Western societies. and the United States in particular, are based on the rights of the individual, the wellspring of personal freedom. Individual anonymity is a contributing factor to protecting those rights, as the individual is free to make decisions - what to do, how to drive, what to eat, what to invest in, what to read, how to be entertained - without fear of repercussion for the choices they make. Continuous surveillance all but eliminates the anonymity of the individual, exposing not only what people do but providing potential clues as to why they do them because a person's decisions and actions expose their own preferences, beliefs and values. Plus, any one person's decisions erode the anonymity of the people around them: the data collected on one person may indicate an ailing parent or struggling child. Continuous surveillance raises some thorny questions for western societies. What are the consequences when the individual effectively loses decision rights over how they do things to the companies they do business with? What is to stop a company from predatorily monetizing a condition that a person wishes to keep discreet? What prevents an individual from being targeted for the values they are perceived to hold through the decisions they make? What if the algorithms conclude the wrong things about an individual based on the data that it has?

Western governments have historically intervened (ostensibly) on behalf of the individual to level the playing field with large companies. The rise of the American middle class in the first three decades of the 20th century created a large new category of individual investor, enabling legal but ethically questionable (that is, exploitative) financial reporting practices by corporations; with middle-class investors wiped out by the market crash and confidence in public markets all but non-existent, the US government created the SEC. The shift of the American economy from agrarian to industrial in the 19th century allowed for legal but ethically questionable labor practices by industrial firms; as labor unions arose, government eventually supported (and in many cases, enabled) worker organization. The plot is no different this time around, with Big Media engaging in legal but ethically questionable consumer practices. The scale is much different, though: 20th century Big Industry was large in economic might but still human in scale; Big Surveillance is large in economic might and machine in scale.

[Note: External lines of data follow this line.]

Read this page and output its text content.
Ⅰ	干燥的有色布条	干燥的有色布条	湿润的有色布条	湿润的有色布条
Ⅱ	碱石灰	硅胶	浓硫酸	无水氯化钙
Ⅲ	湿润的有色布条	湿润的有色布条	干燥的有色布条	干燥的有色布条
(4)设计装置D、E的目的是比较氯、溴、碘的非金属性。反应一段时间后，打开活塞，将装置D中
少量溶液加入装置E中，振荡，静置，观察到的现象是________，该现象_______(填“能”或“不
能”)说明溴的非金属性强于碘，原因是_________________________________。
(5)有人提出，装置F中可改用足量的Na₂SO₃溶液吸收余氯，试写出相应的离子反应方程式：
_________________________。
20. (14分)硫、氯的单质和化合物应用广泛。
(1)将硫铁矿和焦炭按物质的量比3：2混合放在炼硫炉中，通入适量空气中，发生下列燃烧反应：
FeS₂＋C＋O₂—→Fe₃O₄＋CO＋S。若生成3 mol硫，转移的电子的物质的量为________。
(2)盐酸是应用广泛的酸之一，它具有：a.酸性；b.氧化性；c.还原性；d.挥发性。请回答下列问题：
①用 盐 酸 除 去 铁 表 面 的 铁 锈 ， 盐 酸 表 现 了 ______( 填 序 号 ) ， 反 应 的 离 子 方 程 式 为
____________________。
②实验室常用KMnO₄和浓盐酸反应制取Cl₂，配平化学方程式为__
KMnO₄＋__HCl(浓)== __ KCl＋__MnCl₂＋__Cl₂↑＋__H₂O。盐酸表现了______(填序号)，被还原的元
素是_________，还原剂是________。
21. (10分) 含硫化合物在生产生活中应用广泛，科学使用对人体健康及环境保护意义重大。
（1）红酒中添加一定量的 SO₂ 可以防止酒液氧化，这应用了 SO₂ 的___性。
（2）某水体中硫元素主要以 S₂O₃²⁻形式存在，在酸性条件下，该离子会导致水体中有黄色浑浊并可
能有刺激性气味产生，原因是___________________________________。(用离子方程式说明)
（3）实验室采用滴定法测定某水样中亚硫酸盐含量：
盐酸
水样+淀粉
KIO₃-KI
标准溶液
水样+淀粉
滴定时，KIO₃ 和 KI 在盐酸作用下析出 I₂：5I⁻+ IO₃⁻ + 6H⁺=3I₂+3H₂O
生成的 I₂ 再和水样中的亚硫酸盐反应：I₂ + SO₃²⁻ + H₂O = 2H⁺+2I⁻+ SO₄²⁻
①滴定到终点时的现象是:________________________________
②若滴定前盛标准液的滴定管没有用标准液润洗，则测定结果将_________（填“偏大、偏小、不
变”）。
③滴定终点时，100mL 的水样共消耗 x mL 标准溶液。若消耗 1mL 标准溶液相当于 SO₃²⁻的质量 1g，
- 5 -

The anti-trust probes revealed earlier this month target the commercial activities of Google and Apple. These are regulatory probes within the constructs of established policy stemming from the industrial era. The question any probe has yet to ask is one of public policy: if and how to protect individual freedom against constant surveillance and activity derived from that surveillance at machine scale. Before it can answer that question, government must be able to frame the problem in that light, define what rights individuals really have, can conscionably waive and under what circumstances they can be waived, and what rights the individual has no right whatsoever to expect.

Labor policy is well established, so it wasn't difficult for either the French or Italian governments to conclude the risk of combining state champion companies was too great. Data and information policy is not well established and it will take time for the US government to define it in such a way that companies that rely on Big Surveillance do so in a manner that advances desirable, multi-faceted public policy, and not simply exploit its absence. The scale and complexity of forming that policy, in what is new regulatory territory for every government, means that the regulatory free ride will continue for quite a long time.